FINDIK VE POLİTİKASIZLIK / AHMET ULUSOY / KARADENİZ GAZETESİ

FINDIK VE POLİTİKASIZLIK / AHMET ULUSOY / KARADENİZ GAZETESİ

Türkiye’nin tek kalemde en yüksek ihracat geliri sağladığı, bu gelirin tüm katma değerinin iç piyasada kaldığı ve dünya  piyasalarını tek başına yönlendirebildiği  bir tarımsal ürünü fındık.

Son fındık sezonunda don olayı nedeniyle fındık üretimi aşırı düşmüş. Bu nedenle de fiyatlar tavan yapmış. 

Sonuçta  hem iç piyasada fındık tüketimi azalmış hem de ihracatımız.

**

Türkiye  dünya fındık üretiminin  % 70’inden fazlasını tek başına üretiyor.

Bu nedenle iç piyasadaki fındık üretim dalgalanması iç piyasa  fiyatlarını ve dolayısıyla da dünya fiyatlarını belirliyor.  Yani, fındık ihraç fiyatları Hamburg borsasında belirleniyor diyenler koca bir “yalan” söylüyor.

 İhraç fiyatları da ihracat gelirleriyle doğrudan bağlantılı. Ama bu bağlantı yıllardır yanlış okunuyor.

Bu yanlış okuma; iç fiyatlar düştüğünde ihracat gelirimiz artar ya da iç fiyatlar yükseldiğinde ihracat gelirimiz azalır anlayışıdır. 

**

Örnek: 2004-05 sezonunda yaşanan don olayı ve sonrasında Fiskobirlik’in empoze ettiği yüksek fiyat politikası Türkiye’nin ihracat gelirlerini rekora taşımış, 600-700 milyon dolarlardan 2 milyar dolara ulaşan bir ihracat yakalanmıştır.

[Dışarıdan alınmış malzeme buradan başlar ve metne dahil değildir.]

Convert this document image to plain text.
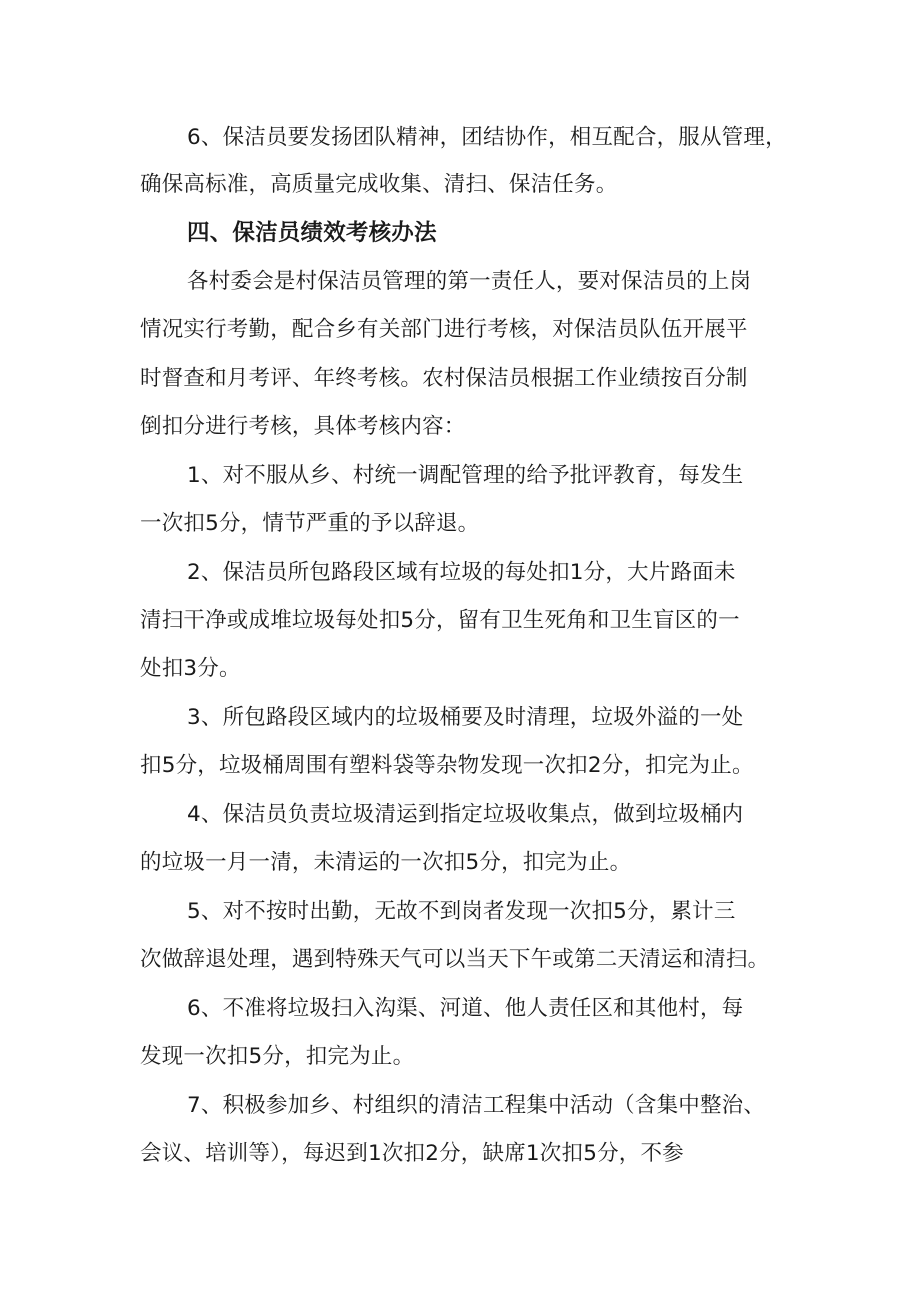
6、保洁员要发扬团队精神，团结协作，相互配合，服从管理，
确保高标准，高质量完成收集、清扫、保洁任务。
四、保洁员绩效考核办法
各村委会是村保洁员管理的第一责任人，要对保洁员的上岗
情况实行考勤，配合乡有关部门进行考核，对保洁员队伍开展平
时督查和月考评、年终考核。农村保洁员根据工作业绩按百分制
倒扣分进行考核，具体考核内容：
1、对不服从乡、村统一调配管理的给予批评教育，每发生
一次扣5分，情节严重的予以辞退。
2、保洁员所包路段区域有垃圾的每处扣1分，大片路面未
清扫干净或成堆垃圾每处扣5分，留有卫生死角和卫生盲区的一
处扣3分。
3、所包路段区域内的垃圾桶要及时清理，垃圾外溢的一处
扣5分，垃圾桶周围有塑料袋等杂物发现一次扣2分，扣完为止。
4、保洁员负责垃圾清运到指定垃圾收集点，做到垃圾桶内
的垃圾一月一清，未清运的一次扣5分，扣完为止。
5、对不按时出勤，无故不到岗者发现一次扣5分，累计三
次做辞退处理，遇到特殊天气可以当天下午或第二天清运和清扫。
6、不准将垃圾扫入沟渠、河道、他人责任区和其他村，每
发现一次扣5分，扣完为止。
7、积极参加乡、村组织的清洁工程集中活动（含集中整治、
会议、培训等），每迟到1次扣2分，缺席1次扣5分，不参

Sonrasında ihracat gelirleri tekrar 1 milyar dolar sınırına çekilmiştir.

2014-2015 sezonunda don olmuş ve rekolte aşırı düşmüş. Yine fiyatlar tavan yapmış. Bu yılkı ihracat geliri 1 milyar dolar civarında seyrediyor.

2012-2013 sezonunda 300 bin ton iç fındık satmışız (kilosu 5.81 dolar) ve 1,75 milyar dolar ihracat geliri elde etmişiz. Oysa 2005 yılında 240 bin ton satarak (kilosu 8.17 dolar) 1,97 milyar dolar gelir elde etmişiz.

 2006 yılında bir önceki yıla yakın (248 bin ton) fındık satmışız (kilosu 5.08 dolar)  bu sefer 1,26 milyar dolar gelir elde etmişiz.

İhracat miktarı, fiyatları ve gelirlerine bakıldığında ciddi dalgalanmaların olduğunu göreceksiniz. Fındık üretim tekeline sahibiz ama yıllardır bu ürünü yönetememişiz.

**

Rekolte tahminleri yüksek gösterilerek beklentilerle iç piyasa fiyatları baskılanıyor.

Bir doğal olay (don olayı) ise aşırı fiyat artışlarına neden oluyor.

Fındık fiyatları istikrarlı olmadığından alıcılar tarafından fındığın dış talep esnekliği artırılmaya çalışılıyor.

Hem alternatif /ikame kabuklu ürünlerin üretim sürecinde kullanılması, fındığın hammadde olarak kullanımının azaltılması arayışları hem de yeni fındık üretim plantasyonları oluşturarak  fındık üzerindeki dünya hakimiyetimizi azaltma girişimleri var.

**

Türkiye, dünya fındığının hakim üreticisi  olarak, gelirini maksimize etmek için istikrarlı bir fındık fiyatına ihtiyaç var.

Bunun için üretimi regüle edecek, hareket kabiliyeti , öngörüleri, bilimsel analiz kapasitesi  yüksek bir “akil” kuruma ihtiyaç var.   

Eğer iç piyasa fiyatlarını istikrara kavuşturacak regülasyon yapılmazsa “fındık nostaljik bir ürüne” dönüşebilir, ihracat geliri düşer, üretici Hasan efendinin fındığı Hans efendiye ucuza  yedirilir.

Bir çok alanda reform  yapan ve ihracat gelirlerini önemli düzeyde artıran siyasi iktidarın halen rasyonel bir fındık politikası tesis edememesi büyük eksiklik diye düşünmekteyim.